Humanely Raised or Certified Humane
What about purchasing meat that's said to be "humanely raised"? The label, given by a third-party group to ensure that standards are being upheld, is great — but it shouldn't always make or break your purchase. "It is costly for the farmers and companies [to get certified]," Peisker says. "They are not always necessary, as long as the source is trustworthy and reputable." He also clarifies, "Labels like 'USDA-Inspected,' or graded meat raised with no added hormones just means that [these companies] are following the law, nothing else."

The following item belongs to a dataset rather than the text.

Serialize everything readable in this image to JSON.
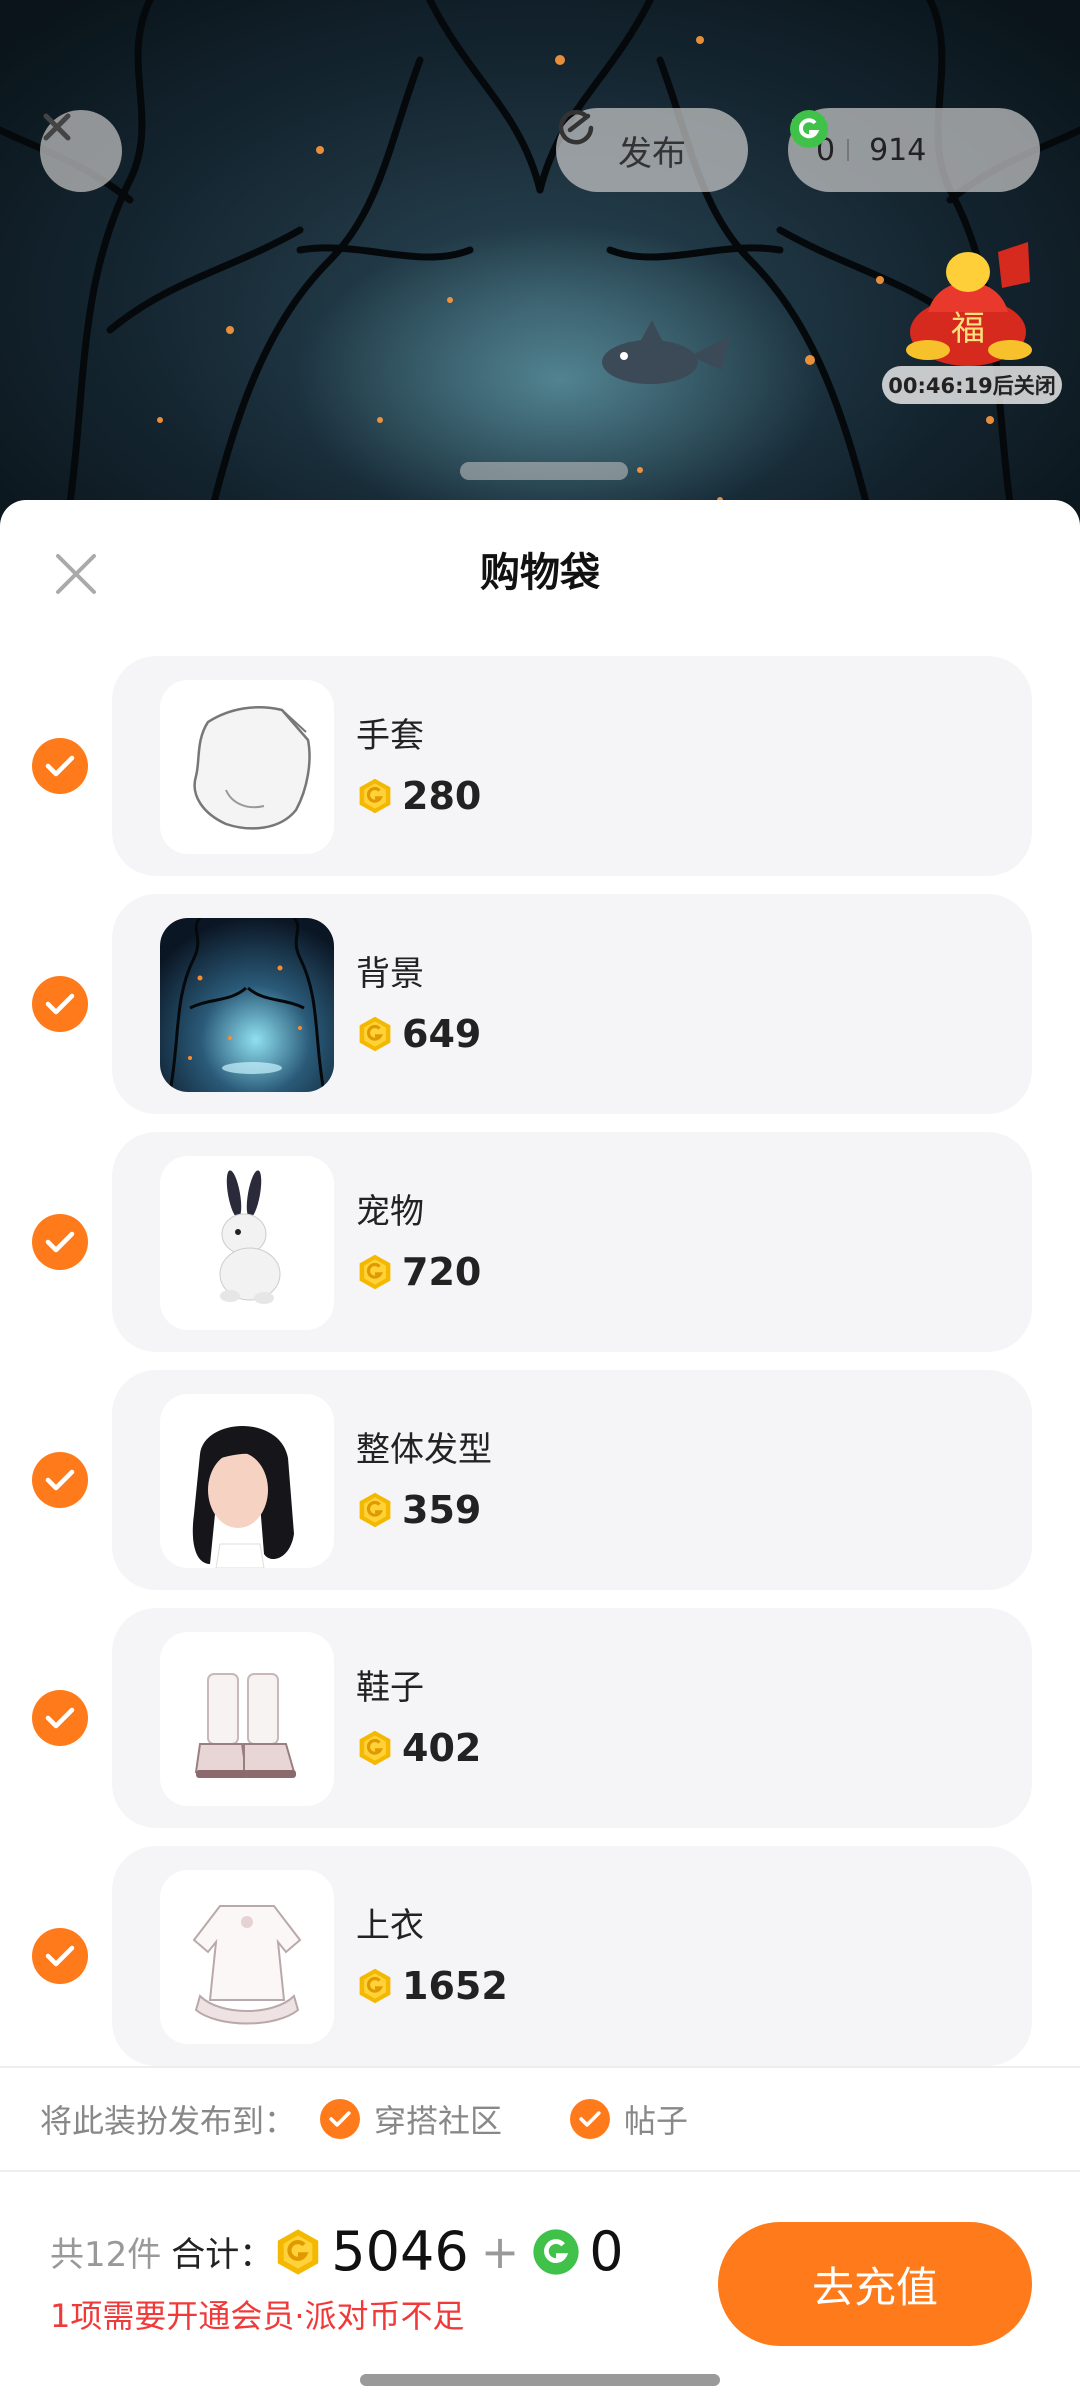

Grass-fed or grain-fed ... what's the difference? "For higher quality beef and dairy, go for grass-fed or grass-fed and organic," says Centeno. "Grass-fed means that the animal is eating mostly its natural diet of grass (versus grains), has access to pasture for at least part of the year, and the resulting meat is higher in omega-3 fatty acids. Organic is a plus in this case because it also means their feed is certified organic and free of pesticides and that the animal has not been treated with any growth hormones or antibiotics."
The Splendid Spoon founder points out that GMO foods are controversial, leading many people to opt for products that are non-GMO. "GMO stands for genetically modified organism, meaning that the traits of an organism have been engineered in a lab," Centeno explains. "‘Big agriculture’ companies have been engineering mono-crops such as soy and corn for years to improve their resistance to things like disease and pests. GMO crops have contributed to the proliferation of monocrops (large crops grown on a single piece of land without rotation, year after year) that reduce biodiversity, deplete ecological resources, and increase farmers’ dependencies on single crops and the seed companies that created the GMO in the first place.
"There have been studies citing health problems related to GMOs and others claiming that GMOs are perfectly safe. My takeaway? GMOs haven’t been great for the environment, and we don’t know enough about their effects on long term human health. Avoid them if you can."